Some state Realtor associations are recommending addenda for home-purchase contracts that extend closing dates if pending closings are delayed because of the pandemic. Buyers and sellers are also scrambling for alternatives to in-person inspections and appraisals, which are traditionally required for sales and loans to go through.

“It’s been a really challenging time,” said Kelli Griggs, co-founder of Navigate Realty in El Dorado Hills, Calif. “It’s just been a different focus—rescuing deals versus trying to procure them.”

Pending home sales rose 2.4% in February from a month earlier, the National Association of Realtors said Monday. Pending sales usually predate closings by one or two months, the association said.

Companies that sprang up in recent years to offer remote solutions for home buyers and sellers say they are seeing unprecedented demand.

Notarize, a five-year-old company that enables documents to be notarized online, expects to process at least $100 billion in transactions on its platform this year, up from about $10 billion last year, said Chief Executive Pat Kinsel.

“A lot of our partner industries are in crisis right now because they cannot complete really important transactions,” he said.

More than 20 states already have laws allowing electronic notarization, and a handful of others, including New York, issued executive orders in March to permit them. A federal bill on electronic notarization was introduced in the Senate in March.

Many notaries, home inspectors and appraisers are self-employed or employed by small businesses. Most of them are still allowed to work, even under various shelter-in-place orders around the country, but many are choosing not to out of health or safety concerns, according to industry groups. Moving companies are also still allowed to operate in many cities and states.

Nick Gromicko, founder of the International Association of Certified Home Inspectors, estimated that three-fourths of the 30,000 home inspectors in the U.S. and Canada are unwilling to do inspections right now. “Financially, it means that it’s going to hurt them,” he said.

Miller Samuel Inc., a New York City appraisal and consulting firm, stopped doing interior appraisals in mid-March, said Chief Executive Jonathan Miller.
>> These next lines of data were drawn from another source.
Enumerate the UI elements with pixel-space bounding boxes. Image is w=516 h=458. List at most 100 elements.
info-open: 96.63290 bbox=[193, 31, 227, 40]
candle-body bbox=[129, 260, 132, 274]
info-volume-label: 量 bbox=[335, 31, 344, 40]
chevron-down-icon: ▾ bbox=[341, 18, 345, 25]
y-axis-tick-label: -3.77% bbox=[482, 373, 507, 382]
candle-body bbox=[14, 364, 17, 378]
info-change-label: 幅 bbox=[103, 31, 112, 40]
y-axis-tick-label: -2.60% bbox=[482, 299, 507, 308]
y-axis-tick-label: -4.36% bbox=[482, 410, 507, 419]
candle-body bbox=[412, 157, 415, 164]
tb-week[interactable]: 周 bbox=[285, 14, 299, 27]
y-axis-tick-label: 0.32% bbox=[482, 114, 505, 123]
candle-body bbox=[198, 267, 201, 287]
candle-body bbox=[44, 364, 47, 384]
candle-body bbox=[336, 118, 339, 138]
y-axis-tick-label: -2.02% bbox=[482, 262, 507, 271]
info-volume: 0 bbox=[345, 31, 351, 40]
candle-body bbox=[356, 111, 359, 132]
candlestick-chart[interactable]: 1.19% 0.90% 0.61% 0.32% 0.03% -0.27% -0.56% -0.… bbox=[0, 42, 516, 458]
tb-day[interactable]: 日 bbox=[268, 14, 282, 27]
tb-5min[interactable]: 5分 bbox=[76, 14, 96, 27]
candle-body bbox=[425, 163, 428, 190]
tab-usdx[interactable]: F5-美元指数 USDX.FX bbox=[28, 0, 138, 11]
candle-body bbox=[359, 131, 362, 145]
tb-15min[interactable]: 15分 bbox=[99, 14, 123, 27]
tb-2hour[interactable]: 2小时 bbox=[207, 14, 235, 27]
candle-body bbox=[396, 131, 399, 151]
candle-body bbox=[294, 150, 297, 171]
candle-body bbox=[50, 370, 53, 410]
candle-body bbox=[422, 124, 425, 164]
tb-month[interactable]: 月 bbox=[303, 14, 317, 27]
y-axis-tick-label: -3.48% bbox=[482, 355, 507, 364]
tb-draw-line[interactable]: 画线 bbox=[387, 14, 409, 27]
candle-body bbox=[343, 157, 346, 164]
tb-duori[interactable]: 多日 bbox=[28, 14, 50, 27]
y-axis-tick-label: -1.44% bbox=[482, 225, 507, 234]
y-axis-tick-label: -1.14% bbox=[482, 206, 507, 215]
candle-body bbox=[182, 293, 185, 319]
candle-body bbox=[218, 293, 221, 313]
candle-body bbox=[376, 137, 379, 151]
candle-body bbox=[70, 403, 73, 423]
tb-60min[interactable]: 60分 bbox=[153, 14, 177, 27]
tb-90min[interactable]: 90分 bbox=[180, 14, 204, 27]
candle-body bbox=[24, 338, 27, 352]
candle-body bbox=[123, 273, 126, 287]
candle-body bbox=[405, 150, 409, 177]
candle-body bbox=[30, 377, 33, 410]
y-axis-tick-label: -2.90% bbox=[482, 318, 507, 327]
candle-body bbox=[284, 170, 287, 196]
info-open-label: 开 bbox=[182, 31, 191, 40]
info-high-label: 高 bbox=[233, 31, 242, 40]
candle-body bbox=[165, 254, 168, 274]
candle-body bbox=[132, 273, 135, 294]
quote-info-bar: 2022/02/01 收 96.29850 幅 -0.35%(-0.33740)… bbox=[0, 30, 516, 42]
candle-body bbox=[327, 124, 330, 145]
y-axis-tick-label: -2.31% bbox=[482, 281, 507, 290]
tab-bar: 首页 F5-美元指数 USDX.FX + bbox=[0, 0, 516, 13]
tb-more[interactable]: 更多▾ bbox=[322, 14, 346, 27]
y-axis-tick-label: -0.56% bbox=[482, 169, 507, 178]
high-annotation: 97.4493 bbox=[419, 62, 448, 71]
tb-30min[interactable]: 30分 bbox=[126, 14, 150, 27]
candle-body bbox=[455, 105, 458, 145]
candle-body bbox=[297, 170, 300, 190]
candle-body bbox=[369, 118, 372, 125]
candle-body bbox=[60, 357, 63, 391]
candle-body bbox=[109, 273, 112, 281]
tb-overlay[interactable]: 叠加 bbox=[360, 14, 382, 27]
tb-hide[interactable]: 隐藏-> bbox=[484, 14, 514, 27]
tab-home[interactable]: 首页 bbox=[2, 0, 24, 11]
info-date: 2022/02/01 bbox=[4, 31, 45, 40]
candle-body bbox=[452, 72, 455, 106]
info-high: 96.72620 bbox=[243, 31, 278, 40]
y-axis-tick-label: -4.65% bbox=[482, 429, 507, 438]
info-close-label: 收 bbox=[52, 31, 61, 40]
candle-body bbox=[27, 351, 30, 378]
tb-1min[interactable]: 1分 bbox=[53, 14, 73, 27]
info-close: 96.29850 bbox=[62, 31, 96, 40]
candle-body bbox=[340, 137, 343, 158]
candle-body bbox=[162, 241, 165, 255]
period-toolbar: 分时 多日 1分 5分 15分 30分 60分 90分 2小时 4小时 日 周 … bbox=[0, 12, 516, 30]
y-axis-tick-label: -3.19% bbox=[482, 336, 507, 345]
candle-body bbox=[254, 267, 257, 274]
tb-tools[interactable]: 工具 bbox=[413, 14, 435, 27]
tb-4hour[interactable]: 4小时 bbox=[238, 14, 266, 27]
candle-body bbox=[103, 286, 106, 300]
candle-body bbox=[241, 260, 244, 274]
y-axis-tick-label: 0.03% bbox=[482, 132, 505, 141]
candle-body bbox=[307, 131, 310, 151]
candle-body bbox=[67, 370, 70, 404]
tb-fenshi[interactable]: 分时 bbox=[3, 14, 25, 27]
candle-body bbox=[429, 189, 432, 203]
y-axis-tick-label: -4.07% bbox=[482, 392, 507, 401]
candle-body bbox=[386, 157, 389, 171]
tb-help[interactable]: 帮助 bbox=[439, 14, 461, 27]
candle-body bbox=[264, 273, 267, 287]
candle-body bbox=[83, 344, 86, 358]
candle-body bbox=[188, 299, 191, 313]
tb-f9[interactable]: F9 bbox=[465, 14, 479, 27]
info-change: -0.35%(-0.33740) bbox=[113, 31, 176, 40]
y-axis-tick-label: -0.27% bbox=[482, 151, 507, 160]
More lenders are accepting “drive-by” appraisals based on exterior inspections or “desktop” appraisals based on tax records and other documents, he said.

“We’re needed to help keep the economy going,” he said, but “I’m not knowingly sending my staff into harm’s way.”

The Federal Housing Finance Agency on March 23 directed Fannie Mae and Freddie Mac to accept alternatives to in-person interior appraisals until May 17.

But some lenders are still requiring interior appraisals, said Bill Garber, director of government and external relations at the Appraisal Institute. “If [appraisers] do have concerns, our suggestion is to reject the assignment,” he said.

Another obstacle is each county’s recording office, which keeps property ownership records. As of midday Monday, 149 county recording offices around the U.S. were closed, another 998 had reduced hours or service, and the status of almost 2,000 was unknown, according to the American Land Title Association, which is crowdsourcing the information from its members.

In the counties with closed offices, “it’s near impossible to actually complete a mortgage closing,” said Steve Gottheim, senior counsel for the association.

Most Americans live in counties that allow electronic recording, but some offices are still paper-based, he said.

The longer these offices stay closed, the higher the risk that documents could be recorded in the wrong order or that the lack of timely property information could enable fraud, he said.

“Between appraisals and notaries and county clerk’s offices, there’s a lot of obstacles to just getting people to be able to close their mortgages,” Mr. Garg said.

As more companies enable remote closings, real-estate executives said the increased use of technology in the closing process could become permanent for consumers who prefer the convenience.

Darry Dykstra used electronic notarization in late March to remotely close on the sale of an investment home in Plant City, Fla. “It was pretty much a no-brainer,” he said. “Even without the coronavirus, I don’t see me going to the closing table anymore.”